Do asfalto para o mato

Já Sônia Peroba, se aventura pelo litoral brasileiro sobre sua Harley Davidson 1200 CC. Residente em Maceió, ela conta que sempre teve vontade de pilotar, mas, devido a trabalho, casamento, filhos, foi deixando o sonho de lado até que, em determinado momento, a vontade voltou com tudo e ela, que já tinha carteira de moto, decidiu seguir seu instinto aventureiro. 

“Uso minha moto nos finais de semana, quando gosto de ir até Recife, Salvador ou outras cidades do nosso litoral. Gosto de ir a encontros de moto ou apenas dou voltas sozinha pela cidade”, diz a empresária, que participa de um grupo de motociclistas que tem somente ela e mais uma pilota mulher. Quando perguntada se já sofreu preconceito, ela diz que sim, que já ouviu algumas pessoas falando que “moto é coisa de homem”, mas explica que, na maioria das vezes, as pessoas a admiram. “Certa vez pedi para um amigo do grupo dar uma olhada em minha moto, pois parecia apresentar algum problema. Ao checar, ele falou que não sabe como eu consigo pilotar uma moto tão grande, rápida e pesada como a minha. Mas foi no sentido de admirar e não de criticar”, comenta. 

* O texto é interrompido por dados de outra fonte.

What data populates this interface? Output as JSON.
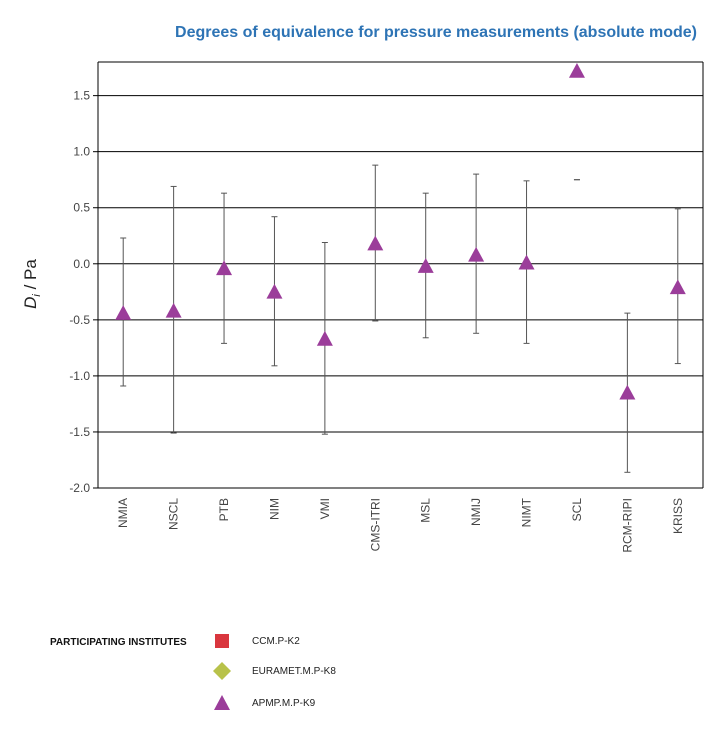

Apesar de pilotar entre cidades, por rotas que levam ao menos cinco horas de viagem, Sônia diz que tem planos de fazer trajetos mais longos, sair do Brasil e explorar países e regiões vizinhas, como, por exemplo, o Deserto do Atacama, no Chile. E os planos vão além. Adepta dos esportes ao ar livre, como rapel, escalada e outros, Sônia diz que seu próximo projeto é andar de moto no mato. “Fiz uma viagem por trilha, passando por matas, riachos e foi esplêndido. Quero ficar mais próxima da natureza, sair um pouco da cidade e ir pro campo. Foi uma experiência excelente que quero levar adiante e que vai me preparar para outras aventuras no futuro e me permitir ter mais resistência”, diz.

Independente dos motivos que as levaram a andar sobre duas rodas, elas transmitem um ar de independência e segurança e derrubam, com prazer e segurança, a máxima de que  mulher tem que pilotar fogão.